Hamlisch was only the second artist, after Richard Rodgers, to win all five of the major awards: Emmy (4), Grammy (4), Oscar (3), Tony (1), and, most unusually for a musical, the Pulitzer Prize for “A Chorus Line.”

Hamlisch thanked Joplin in his “Sting” acceptance speech. Later, when the nominees for Best Original Score were read, Cher made a repeated hash of Hamlisch’s name, until corrected by Henry Mancini. But Hamlisch had the last laugh, when he in turn acknowledged her as “Sheer.”

The presenters for the song-and-adaptation Oscar were Donald O’Connor and Debbie Reynolds. John Huston introduced Mancini and Cher. As a nice bonus, John Williams was also honored with two more nominations, pre-“Jaws.” Williams won his first Oscar, for adapting the music for “Fiddler on the Roof,” in 1972.

The ‘70s were a very good decade for Joplin, who died in 1917 at the age of 48. In 1970, Joshua Rifkin’s first LP of Joplin piano rags became a classical bestseller for Nonesuch Records. The same year, the composer was inducted into the Songwriter’s Hall of Fame. In 1973, Gunther Schuller revived period orchestrations of Joplin’s works for another recording, “The Red Back Book,” which won a Grammy.

Joplin’s opera, “Treemonisha,” was finally given its first complete staging in 1972. And in 1976, Joplin received a citation from the Pulitzer Prize committee “for his contributions to American music.” Of course, by then, he had already been dead for 59 years.

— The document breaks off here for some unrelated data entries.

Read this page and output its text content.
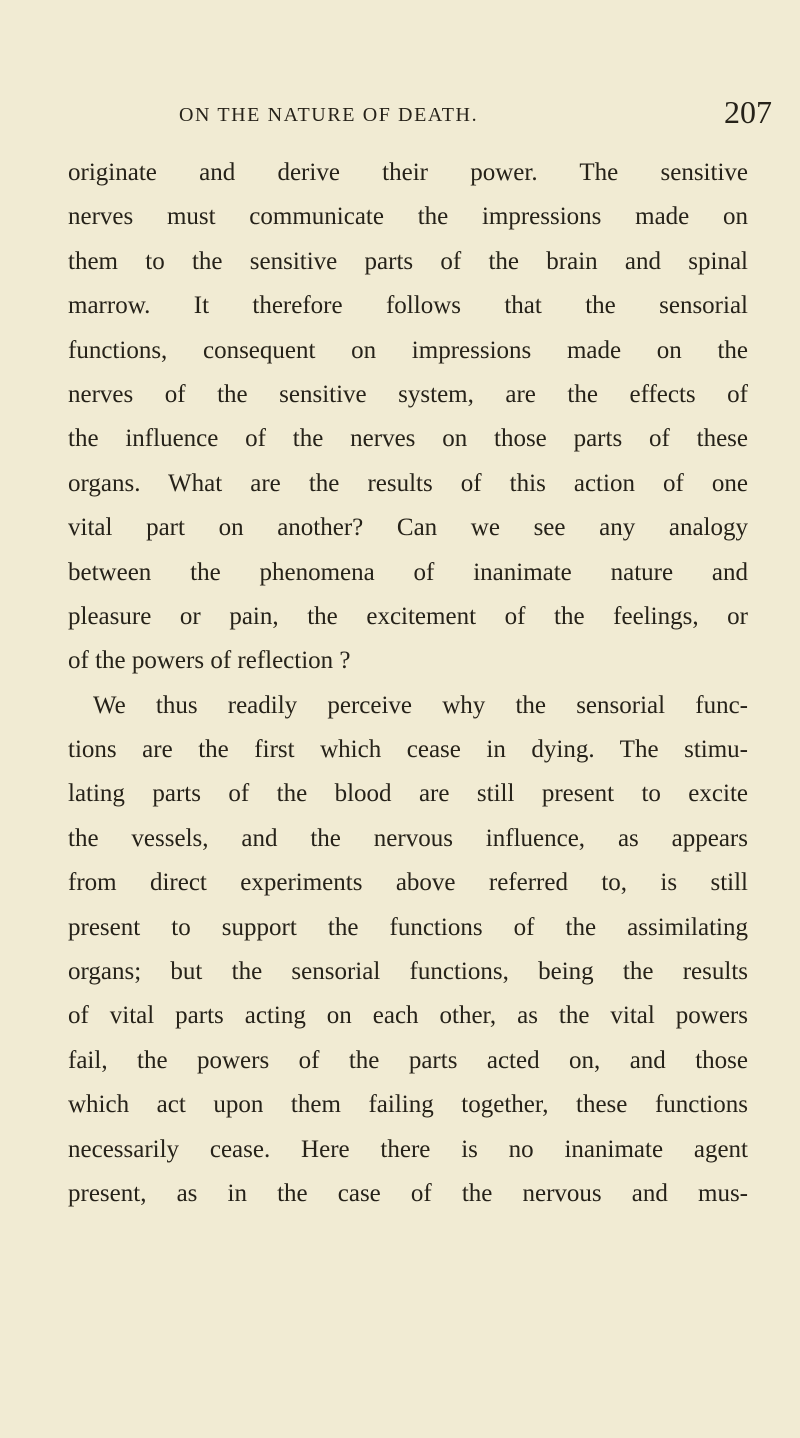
ON THE NATURE OF DEATH.	207
originate and derive their power. The sensitive
nerves must communicate the impressions made on
them to the sensitive parts of the brain and spinal
marrow. It therefore follows that the sensorial
functions, consequent on impressions made on the
nerves of the sensitive system, are the effects of
the influence of the nerves on those parts of these
organs. What are the results of this action of one
vital part on another? Can we see any analogy
between the phenomena of inanimate nature and
pleasure or pain, the excitement of the feelings, or
of the powers of reflection ?
We thus readily perceive why the sensorial func-
tions are the first which cease in dying. The stimu-
lating parts of the blood are still present to excite
the vessels, and the nervous influence, as appears
from direct experiments above referred to, is still
present to support the functions of the assimilating
organs; but the sensorial functions, being the results
of vital parts acting on each other, as the vital powers
fail, the powers of the parts acted on, and those
which act upon them failing together, these functions
necessarily cease. Here there is no inanimate agent
present, as in the case of the nervous and mus-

More than anything, it was the use of his rags on the soundtrack for “The Sting,” and the resulting Top-40 status of “The Entertainer” (which reached number 3 on the Billboard charts), that brought Joplin roaring back into the popular consciousness.

Intriguingly, after Hamlisch’s death in 2012, it was revealed that he had been poised to succeed Peter Nero as music director of the Philly Pops, leaving us in the Philadelphia area to muse on what might have been.

More than just a singular sensation, Marvin Hamlisch was the one.